As of March 2025, Tanzania’s domestic debt reached TZS 34,255.4 billion, reflecting a modest increase from TZS 34,014.1 billion in February, largely due to net Treasury bond issuances amounting to TZS 163.5 billion. The largest share of the debt was held by commercial banks, amounting to TZS 9,948.4 billion (29%), followed closely by pension funds with TZS 9,091.5 billion (26.5%), and the Bank of Tanzania holding TZS 6,883.9 billion (20.1%). Other significant creditors included insurance companies (5.4%), BOT special funds (1.6%), and a diverse group of public institutions, individuals, and others (17.3%). This composition highlights a stable and diversified domestic financing structure, with key institutional investors playing a central role in funding government operations.
1. Government Domestic Debt Stock (March 2025)
2. Domestic Debt by Creditor Category (March 2025)

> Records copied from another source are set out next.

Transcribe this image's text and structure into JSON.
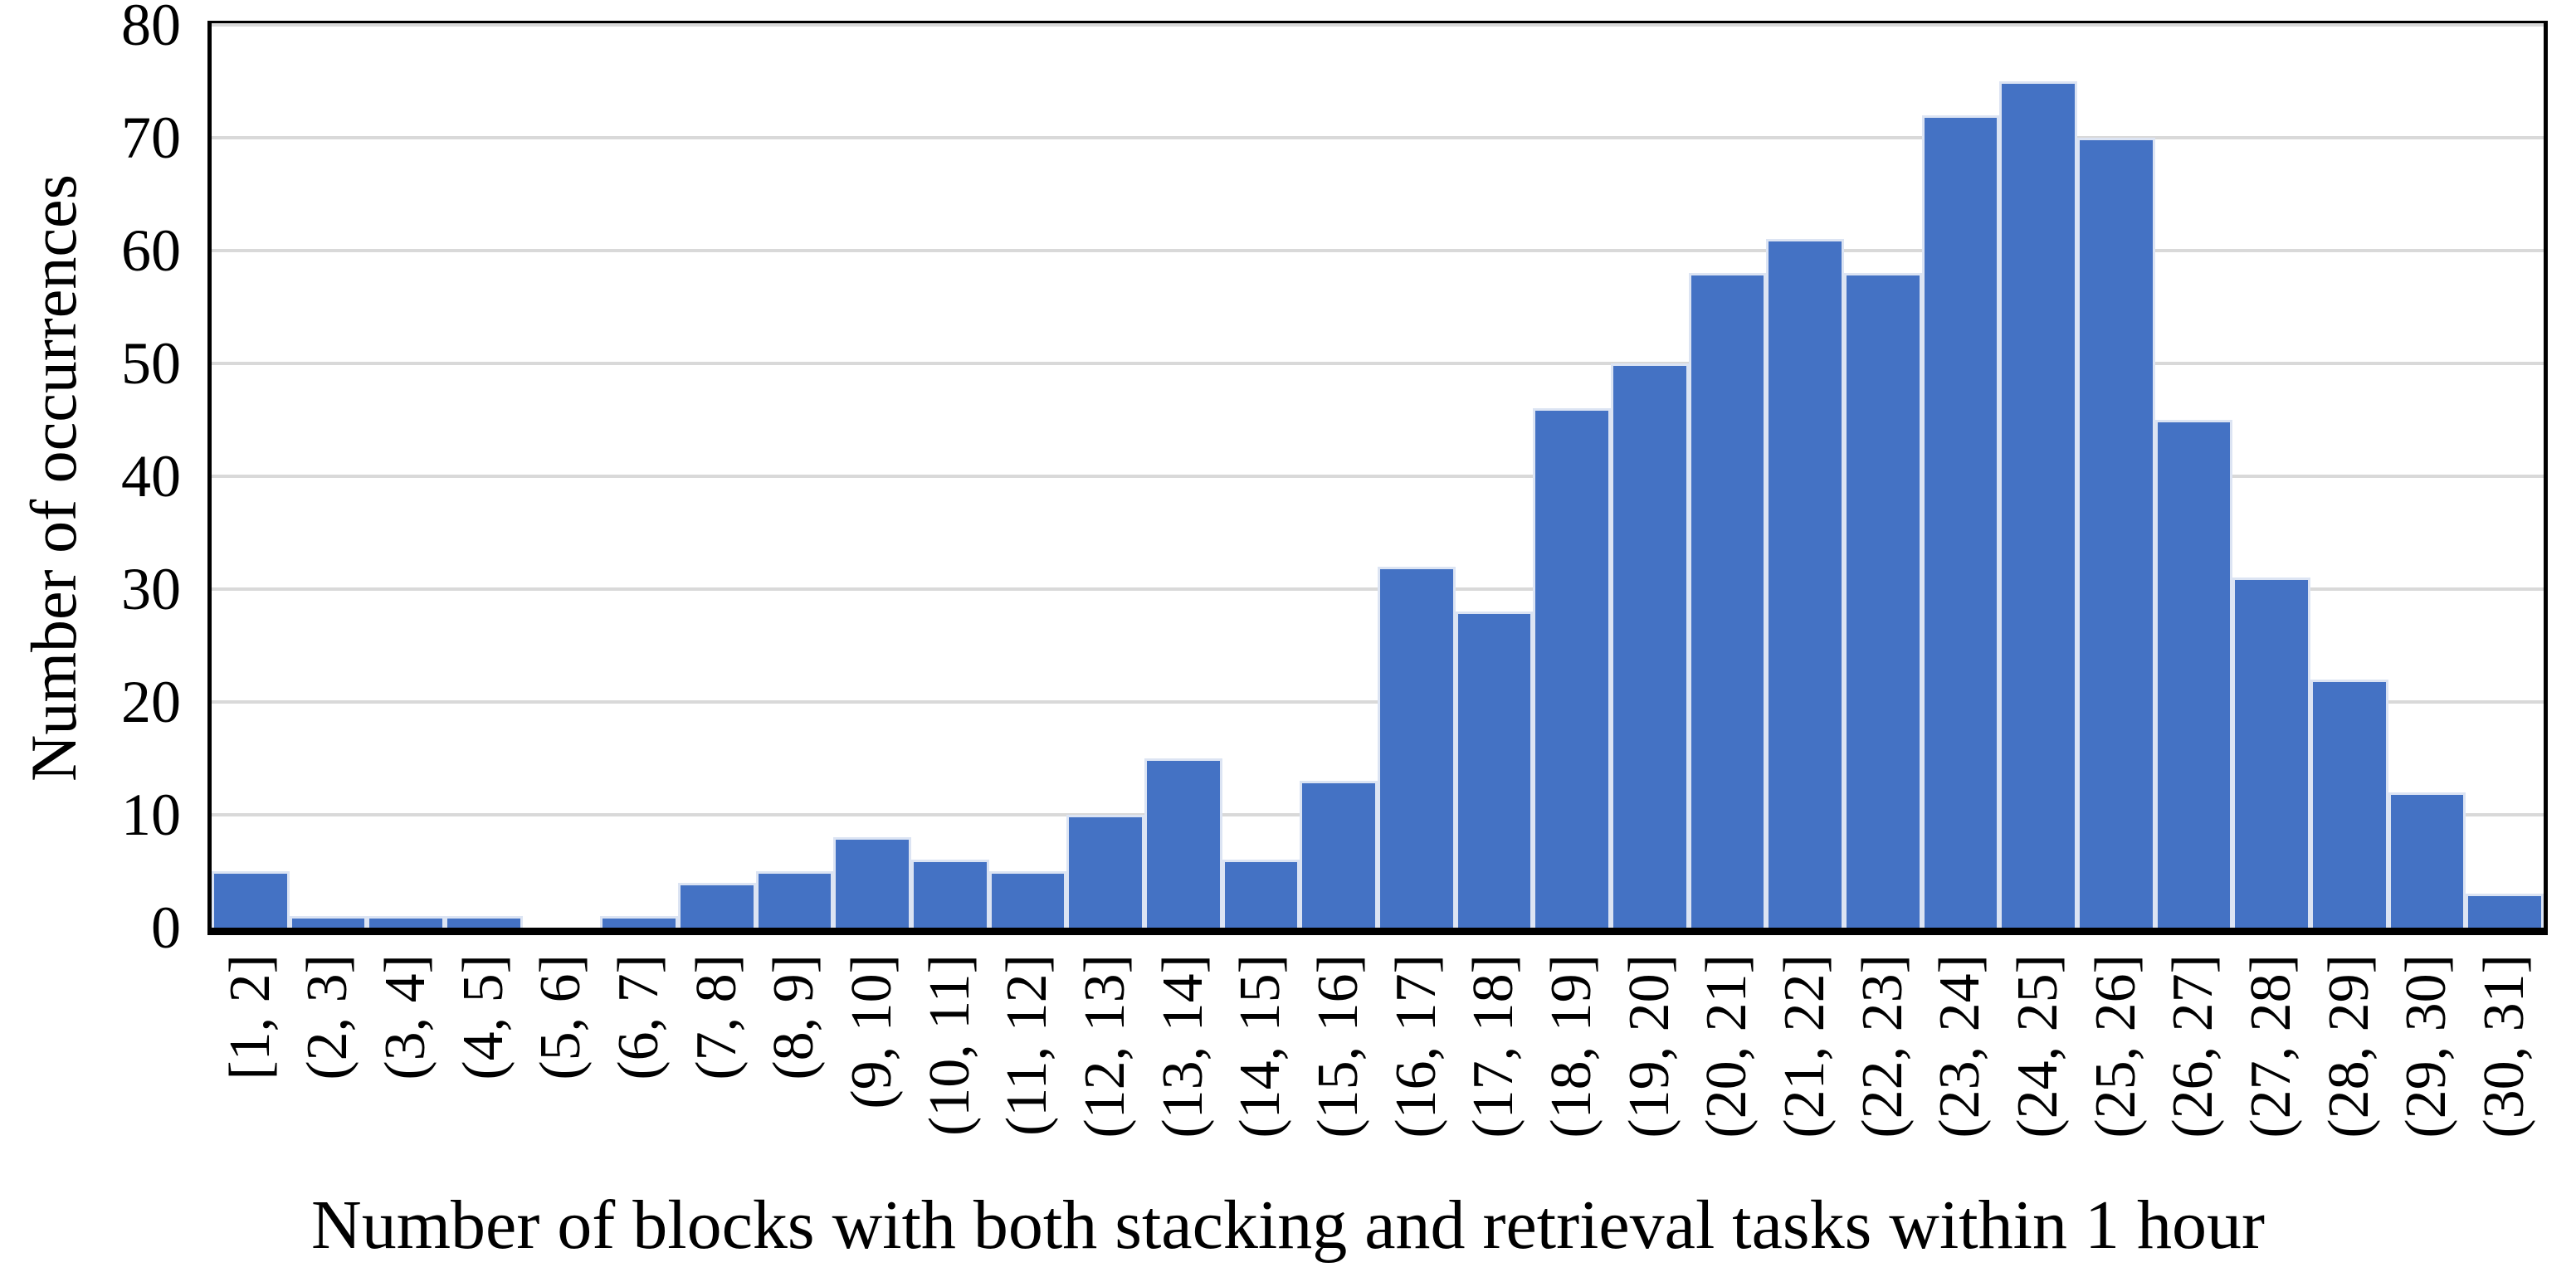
{
  "chart_data": {
    "type": "bar",
    "variant": "histogram",
    "title": "",
    "xlabel": "Number of blocks with both stacking and retrieval tasks within 1 hour",
    "ylabel": "Number of occurrences",
    "categories": [
      "[1, 2]",
      "(2, 3]",
      "(3, 4]",
      "(4, 5]",
      "(5, 6]",
      "(6, 7]",
      "(7, 8]",
      "(8, 9]",
      "(9, 10]",
      "(10, 11]",
      "(11, 12]",
      "(12, 13]",
      "(13, 14]",
      "(14, 15]",
      "(15, 16]",
      "(16, 17]",
      "(17, 18]",
      "(18, 19]",
      "(19, 20]",
      "(20, 21]",
      "(21, 22]",
      "(22, 23]",
      "(23, 24]",
      "(24, 25]",
      "(25, 26]",
      "(26, 27]",
      "(27, 28]",
      "(28, 29]",
      "(29, 30]",
      "(30, 31]"
    ],
    "values": [
      5,
      1,
      1,
      1,
      0,
      1,
      4,
      5,
      8,
      6,
      5,
      10,
      15,
      6,
      13,
      32,
      28,
      46,
      50,
      58,
      61,
      58,
      72,
      75,
      70,
      45,
      31,
      22,
      12,
      3
    ],
    "ylim": [
      0,
      80
    ],
    "yticks": [
      0,
      10,
      20,
      30,
      40,
      50,
      60,
      70,
      80
    ],
    "grid": "horizontal-only",
    "legend": "none",
    "xtick_rotation_degrees": 90,
    "colors": {
      "bar_fill": "#4472C4",
      "bar_border": "#DCE4F3",
      "gridline": "#D9D9D9",
      "axis": "#000000",
      "text": "#000000",
      "background": "#FFFFFF"
    }
  }
}
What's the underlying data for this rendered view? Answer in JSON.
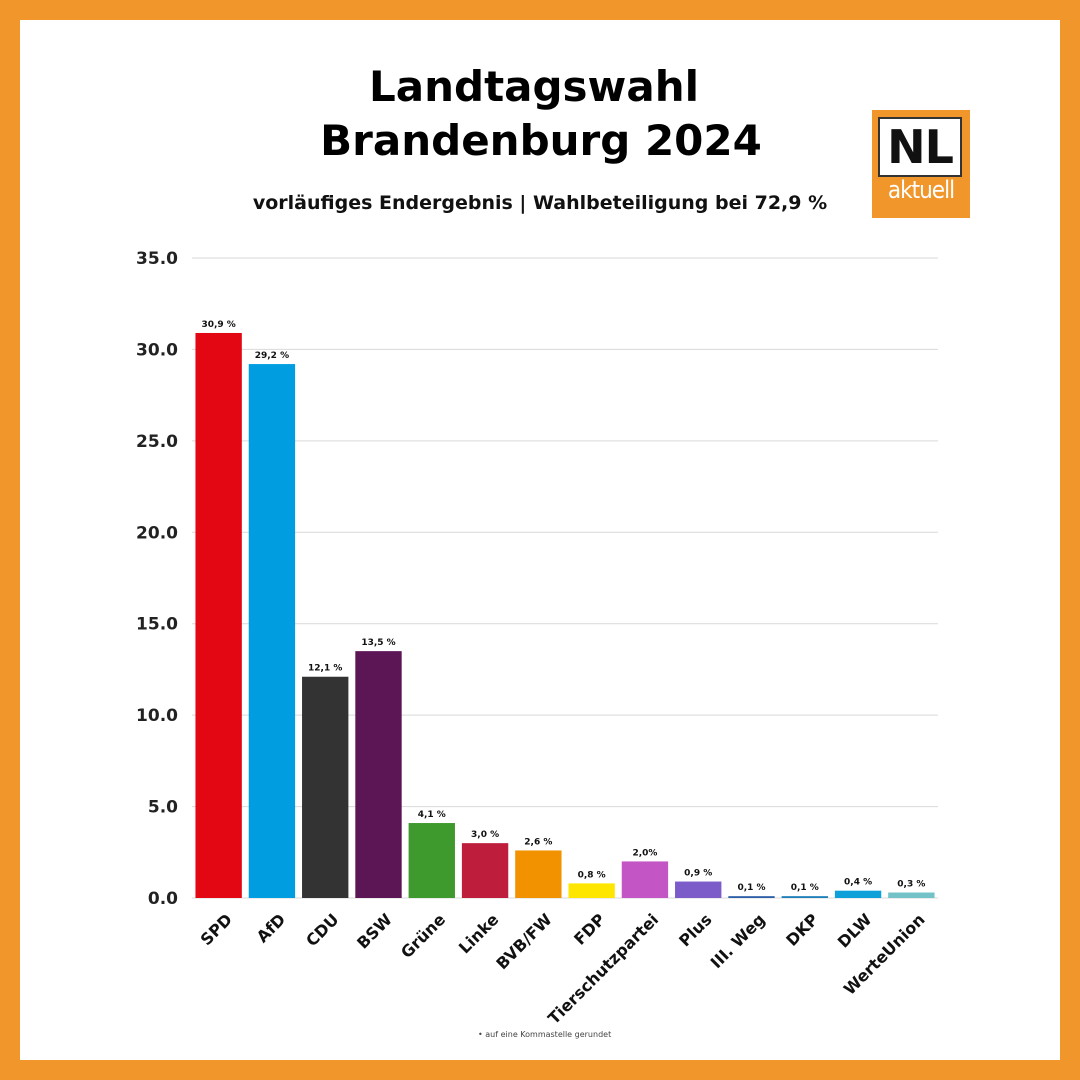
{
  "title_line1": "Landtagswahl",
  "title_line2": "Brandenburg 2024",
  "subtitle": "vorläufiges Endergebnis | Wahlbeteiligung bei 72,9 %",
  "logo": {
    "top": "NL",
    "bottom": "aktuell"
  },
  "footnote": "auf eine Kommastelle gerundet",
  "colors": {
    "frame": "#f0962a",
    "background": "#ffffff"
  },
  "chart_data": {
    "type": "bar",
    "title": "Landtagswahl Brandenburg 2024",
    "ylim": [
      0,
      35
    ],
    "yticks": [
      "0.0",
      "5.0",
      "10.0",
      "15.0",
      "20.0",
      "25.0",
      "30.0",
      "35.0"
    ],
    "grid": true,
    "categories": [
      "SPD",
      "AfD",
      "CDU",
      "BSW",
      "Grüne",
      "Linke",
      "BVB/FW",
      "FDP",
      "Tierschutzpartei",
      "Plus",
      "III. Weg",
      "DKP",
      "DLW",
      "WerteUnion"
    ],
    "values": [
      30.9,
      29.2,
      12.1,
      13.5,
      4.1,
      3.0,
      2.6,
      0.8,
      2.0,
      0.9,
      0.1,
      0.1,
      0.4,
      0.3
    ],
    "value_labels": [
      "30,9 %",
      "29,2 %",
      "12,1 %",
      "13,5 %",
      "4,1 %",
      "3,0 %",
      "2,6 %",
      "0,8 %",
      "2,0%",
      "0,9 %",
      "0,1 %",
      "0,1 %",
      "0,4 %",
      "0,3 %"
    ],
    "colors": [
      "#e30613",
      "#009ee0",
      "#333333",
      "#5c1656",
      "#3f9a2e",
      "#be1e3c",
      "#f39200",
      "#ffe600",
      "#c455c4",
      "#7b5cc8",
      "#2b5fa8",
      "#1c7fb8",
      "#0ea0d8",
      "#73c2c8"
    ]
  }
}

Creditor | Amount (TZS Billion) | Share (%) |
Commercial Banks | 9,948.4 | 29.0% |
Bank of Tanzania | 6,883.9 | 20.1% |
Pension Funds | 9,091.5 | 26.5% |
Insurance Companies | 1,845.5 | 5.4% |
BOT Special Funds | 555.7 | 1.6% |
Others* | 5,930.3 | 17.3% |
Total | 34,255.4 | 100% |
*Others include public institutions, private companies, and individuals.
Interpretation: What the Data Tells Us
As of March 2025, Tanzania's government domestic debt stood at TZS 34.26 trillion, with commercial banks, pension funds, and the central bank as the main creditors. The composition reflects a stable and diversified domestic debt market, supporting the government's financing needs through long-term and market-based instruments.
1. Domestic Financing Is Heavily Market-Based
This shows: The government relies significantly on the financial sector for short- to medium-term funding, which can influence interest rates and credit availability for the private sector.
2. Pension Funds Are Strategic Long-Term Lenders
This shows: A strong link between public savings (retirement funds) and government financing, supporting fiscal stability over time.
3. The Bank of Tanzania Supports Liquidity and Stability
This shows: The BoT acts as a fiscal backstop, helping manage cash flow needs and stabilize the bond market.
4. Broadening Participation in Domestic Debt Market
This shows: The domestic debt market is maturing, becoming more inclusive and diversified, which reduces overreliance on any single creditor group.
Tanzania’s domestic debt structure as of March 2025 reveals a healthy mix of commercial banks, pension funds, and the central bank as major creditors, supported by increasing participation from other entities. This structure reflects a stable and increasingly diversified domestic financing base, essential for sustainable debt management and macroeconomic stability.